Imagine a round of roulette:
Regardless of what you play, lets say you play red, you KNOW going into the event there is a set probability of 18/40 you will have a successful spin (0 and 00 I believe are green). That outcome is fixed, and not based on previous events. Because of the variance of the human element and talent, every single at bat (AB) technically has two outcomes (in the context of Batting Average): 1 or 0 out of 1.
The issue is one of using historical data to infer future probability. Yes, this information could give you the right answer, and someone hitting .300 is likely to have a more successful outcome than someone hitting .250 in one particular AB, but officially, you can NOT say he has a 30% chance of getting a hit. When the player steps to the plate, in regards to batting average, there is a set, binary level of outcomes: hit, no hit. And he steps to the plate with a clean slate, that instant, in that moment is not constricted to previous outcome’s successes.
Think of it this way:
Let’s say through the first half of the season (lets say 250 ABs) Anthony Rizzo is hitting a stellar .300, yet he finishes the 2nd half of the season at .280 (500 ABs). This means on his 251st AB, stepping to the plate with a .300 BA, we have the (false) assumption he has a 30% chance of getting a hit, even though we know his “2nd half BA” was actually .260 (or 26%).

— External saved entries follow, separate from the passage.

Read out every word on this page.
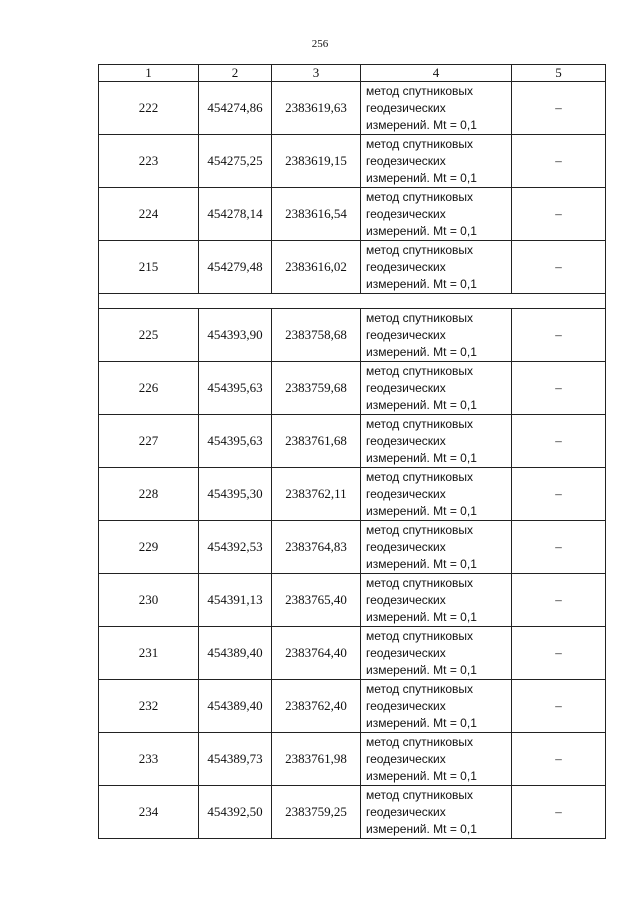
256
1	2	3	4	5
222	454274,86	2383619,63	метод спутниковых
геодезических
измерений. Mt = 0,1	–
223	454275,25	2383619,15	метод спутниковых
геодезических
измерений. Mt = 0,1	–
224	454278,14	2383616,54	метод спутниковых
геодезических
измерений. Mt = 0,1	–
215	454279,48	2383616,02	метод спутниковых
геодезических
измерений. Mt = 0,1	–

225	454393,90	2383758,68	метод спутниковых
геодезических
измерений. Mt = 0,1	–
226	454395,63	2383759,68	метод спутниковых
геодезических
измерений. Mt = 0,1	–
227	454395,63	2383761,68	метод спутниковых
геодезических
измерений. Mt = 0,1	–
228	454395,30	2383762,11	метод спутниковых
геодезических
измерений. Mt = 0,1	–
229	454392,53	2383764,83	метод спутниковых
геодезических
измерений. Mt = 0,1	–
230	454391,13	2383765,40	метод спутниковых
геодезических
измерений. Mt = 0,1	–
231	454389,40	2383764,40	метод спутниковых
геодезических
измерений. Mt = 0,1	–
232	454389,40	2383762,40	метод спутниковых
геодезических
измерений. Mt = 0,1	–
233	454389,73	2383761,98	метод спутниковых
геодезических
измерений. Mt = 0,1	–
234	454392,50	2383759,25	метод спутниковых
геодезических
измерений. Mt = 0,1	–
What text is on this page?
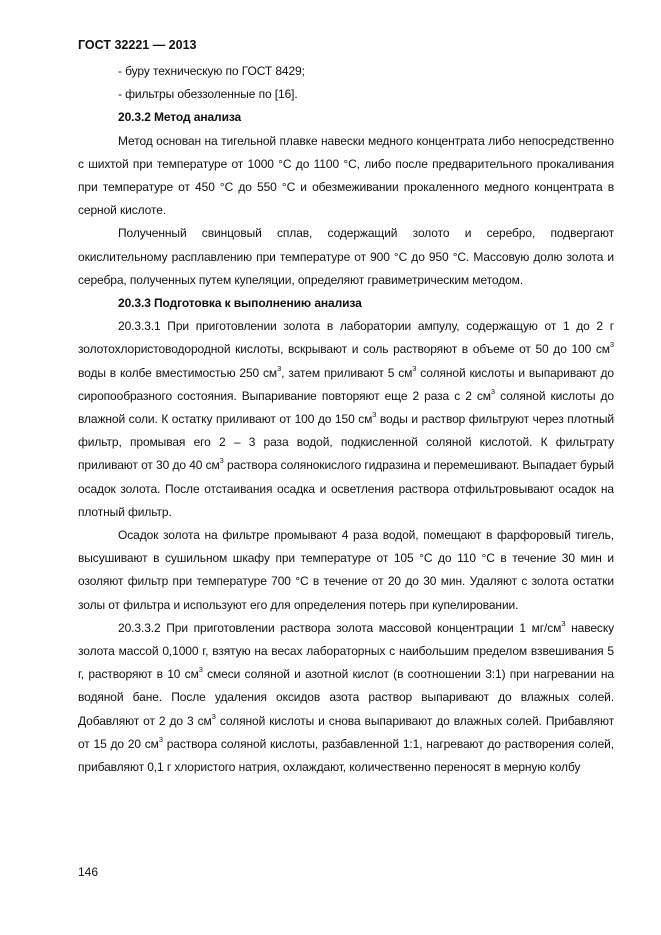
ГОСТ 32221 — 2013

- буру техническую по ГОСТ 8429;

- фильтры обеззоленные по [16].

20.3.2 Метод анализа

Метод основан на тигельной плавке навески медного концентрата либо непосредственно с шихтой при температуре от 1000 °С до 1100 °С, либо после предварительного прокаливания при температуре от 450 °С до 550 °С и обезмеживании прокаленного медного концентрата в серной кислоте.

Полученный свинцовый сплав, содержащий золото и серебро, подвергают окислительному расплавлению при температуре от 900 °С до 950 °С. Массовую долю золота и серебра, полученных путем купеляции, определяют гравиметрическим методом.

20.3.3 Подготовка к выполнению анализа

20.3.3.1 При приготовлении золота в лаборатории ампулу, содержащую от 1 до 2 г золотохлористоводородной кислоты, вскрывают и соль растворяют в объеме от 50 до 100 $см^3$ воды в колбе вместимостью 250 $см^3$, затем приливают 5 $см^3$ соляной кислоты и выпаривают до сиропообразного состояния. Выпаривание повторяют еще 2 раза с 2 $см^3$ соляной кислоты до влажной соли. К остатку приливают от 100 до 150 $см^3$ воды и раствор фильтруют через плотный фильтр, промывая его 2 – 3 раза водой, подкисленной соляной кислотой. К фильтрату приливают от 30 до 40 $см^3$ раствора солянокислого гидразина и перемешивают. Выпадает бурый осадок золота. После отстаивания осадка и осветления раствора отфильтровывают осадок на плотный фильтр.

Осадок золота на фильтре промывают 4 раза водой, помещают в фарфоровый тигель, высушивают в сушильном шкафу при температуре от 105 °С до 110 °С в течение 30 мин и озоляют фильтр при температуре 700 °С в течение от 20 до 30 мин. Удаляют с золота остатки золы от фильтра и используют его для определения потерь при купелировании.

20.3.3.2 При приготовлении раствора золота массовой концентрации 1 $мг/см^3$ навеску золота массой 0,1000 г, взятую на весах лабораторных с наибольшим пределом взвешивания 5 г, растворяют в 10 $см^3$ смеси соляной и азотной кислот (в соотношении 3:1) при нагревании на водяной бане. После удаления оксидов азота раствор выпаривают до влажных солей. Добавляют от 2 до 3 $см^3$ соляной кислоты и снова выпаривают до влажных солей. Прибавляют от 15 до 20 $см^3$ раствора соляной кислоты, разбавленной 1:1, нагревают до растворения солей, прибавляют 0,1 г хлористого натрия, охлаждают, количественно переносят в мерную колбу

146
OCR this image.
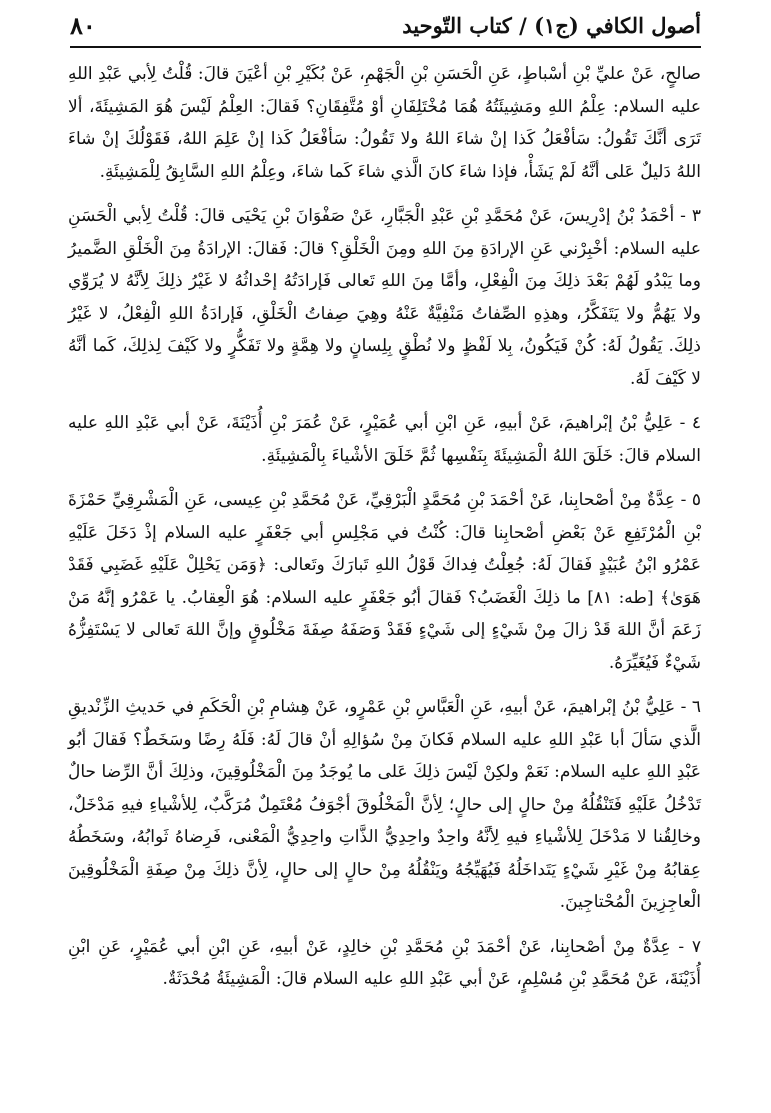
أصول الكافي (ج١) / كتاب التّوحيد
٨٠

صالحٍ، عَنْ عليِّ بْنِ أسْباطٍ، عَنِ الْحَسَنِ بْنِ الْجَهْمِ، عَنْ بُكَيْرِ بْنِ أعْيَنَ قالَ: قُلْتُ لِأبي عَبْدِ اللهِ عليه السلام: عِلْمُ اللهِ ومَشِيئَتُهُ هُمَا مُخْتَلِفَانِ أوْ مُتَّفِقَانِ؟ فَقالَ: العِلْمُ لَيْسَ هُوَ المَشِيئَةَ، ألا تَرَى أنَّكَ تَقُولُ: سَأفْعَلُ كَذا إنْ شاءَ اللهُ ولا تَقُولُ: سَأفْعَلُ كَذا إنْ عَلِمَ اللهُ، فَقَوْلُكَ إنْ شاءَ اللهُ دَليلٌ عَلى أنَّهُ لَمْ يَشَأْ، فإذا شاءَ كانَ الَّذي شاءَ كَما شاءَ، وعِلْمُ اللهِ السَّابِقُ لِلْمَشِيئَةِ.

٣ - أحْمَدُ بْنُ إدْرِيسَ، عَنْ مُحَمَّدِ بْنِ عَبْدِ الْجَبَّارِ، عَنْ صَفْوَانَ بْنِ يَحْيَى قالَ: قُلْتُ لِأبي الْحَسَنِ عليه السلام: أخْبِرْني عَنِ الإرادَةِ مِنَ اللهِ ومِنَ الْخَلْقِ؟ قالَ: فَقالَ: الإرادَةُ مِنَ الْخَلْقِ الضَّميرُ وما يَبْدُو لَهُمْ بَعْدَ ذلِكَ مِنَ الْفِعْلِ، وأمَّا مِنَ اللهِ تَعالى فَإرادَتُهُ إحْداثُهُ لا غَيْرُ ذلِكَ لِأنَّهُ لا يُرَوِّي ولا يَهُمُّ ولا يَتَفَكَّرُ، وهذِهِ الصِّفاتُ مَنْفِيَّةٌ عَنْهُ وهِيَ صِفاتُ الْخَلْقِ، فَإرادَةُ اللهِ الْفِعْلُ، لا غَيْرُ ذلِكَ. يَقُولُ لَهُ: كُنْ فَيَكُونُ، بِلا لَفْظٍ ولا نُطْقٍ بِلِسانٍ ولا هِمَّةٍ ولا تَفَكُّرٍ ولا كَيْفَ لِذلِكَ، كَما أنَّهُ لا كَيْفَ لَهُ.

٤ - عَلِيُّ بْنُ إبْراهيمَ، عَنْ أبيهِ، عَنِ ابْنِ أبي عُمَيْرٍ، عَنْ عُمَرَ بْنِ أُذَيْنَةَ، عَنْ أبي عَبْدِ اللهِ عليه السلام قالَ: خَلَقَ اللهُ الْمَشِيئَةَ بِنَفْسِها ثُمَّ خَلَقَ الأشْياءَ بِالْمَشِيئَةِ.

٥ - عِدَّةٌ مِنْ أصْحابِنا، عَنْ أحْمَدَ بْنِ مُحَمَّدٍ الْبَرْقِيِّ، عَنْ مُحَمَّدِ بْنِ عِيسى، عَنِ الْمَشْرِقِيِّ حَمْزَةَ بْنِ الْمُرْتَفِعِ عَنْ بَعْضِ أصْحابِنا قالَ: كُنْتُ في مَجْلِسِ أبي جَعْفَرٍ عليه السلام إذْ دَخَلَ عَلَيْهِ عَمْرُو ابْنُ عُبَيْدٍ فَقالَ لَهُ: جُعِلْتُ فِداكَ قَوْلُ اللهِ تَبارَكَ وتَعالى: ﴿وَمَن يَحْلِلْ عَلَيْهِ غَضَبِي فَقَدْ هَوَىٰ﴾ [طه: ٨١] ما ذلِكَ الْغَضَبُ؟ فَقالَ أبُو جَعْفَرٍ عليه السلام: هُوَ الْعِقابُ. يا عَمْرُو إنَّهُ مَنْ زَعَمَ أنَّ اللهَ قَدْ زالَ مِنْ شَيْءٍ إلى شَيْءٍ فَقَدْ وَصَفَهُ صِفَةَ مَخْلُوقٍ وإنَّ اللهَ تَعالى لا يَسْتَفِزُّهُ شَيْءٌ فَيُغَيِّرَهُ.

٦ - عَلِيُّ بْنُ إبْراهيمَ، عَنْ أبيهِ، عَنِ الْعَبَّاسِ بْنِ عَمْرٍو، عَنْ هِشامِ بْنِ الْحَكَمِ في حَديثِ الزِّنْديقِ الَّذي سَألَ أبا عَبْدِ اللهِ عليه السلام فَكانَ مِنْ سُؤالِهِ أنْ قالَ لَهُ: فَلَهُ رِضًا وسَخَطٌ؟ فَقالَ أبُو عَبْدِ اللهِ عليه السلام: نَعَمْ ولكِنْ لَيْسَ ذلِكَ عَلى ما يُوجَدُ مِنَ الْمَخْلُوقِينَ، وذلِكَ أنَّ الرِّضا حالٌ تَدْخُلُ عَلَيْهِ فَتَنْقُلُهُ مِنْ حالٍ إلى حالٍ؛ لِأنَّ الْمَخْلُوقَ أجْوَفُ مُعْتَمِلٌ مُرَكَّبٌ، لِلأشْياءِ فيهِ مَدْخَلٌ، وخالِقُنا لا مَدْخَلَ لِلأشْياءِ فيهِ لِأنَّهُ واحِدٌ واحِدِيُّ الذَّاتِ واحِدِيُّ الْمَعْنى، فَرِضاهُ ثَوابُهُ، وسَخَطُهُ عِقابُهُ مِنْ غَيْرِ شَيْءٍ يَتَداخَلُهُ فَيُهَيِّجُهُ ويَنْقُلُهُ مِنْ حالٍ إلى حالٍ، لِأنَّ ذلِكَ مِنْ صِفَةِ الْمَخْلُوقِينَ الْعاجِزِينَ الْمُحْتاجِينَ.

٧ - عِدَّةٌ مِنْ أصْحابِنا، عَنْ أحْمَدَ بْنِ مُحَمَّدِ بْنِ خالِدٍ، عَنْ أبيهِ، عَنِ ابْنِ أبي عُمَيْرٍ، عَنِ ابْنِ أُذَيْنَةَ، عَنْ مُحَمَّدِ بْنِ مُسْلِمٍ، عَنْ أبي عَبْدِ اللهِ عليه السلام قالَ: الْمَشِيئَةُ مُحْدَثَةٌ.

The long and short of it is we don’t know what someone’s actual odds of getting a hit (BA), getting on base (OBP), etc. is IN THAT MOMENT they step to the plate, and using historical data, even if you whittle it down to the most specific split (vs. LH, at night, etc.) that event doesn’t KNOW what a player’s previous events looked like. So, we can’t say a player has a (batting average in %) chance of getting a hit this at bat.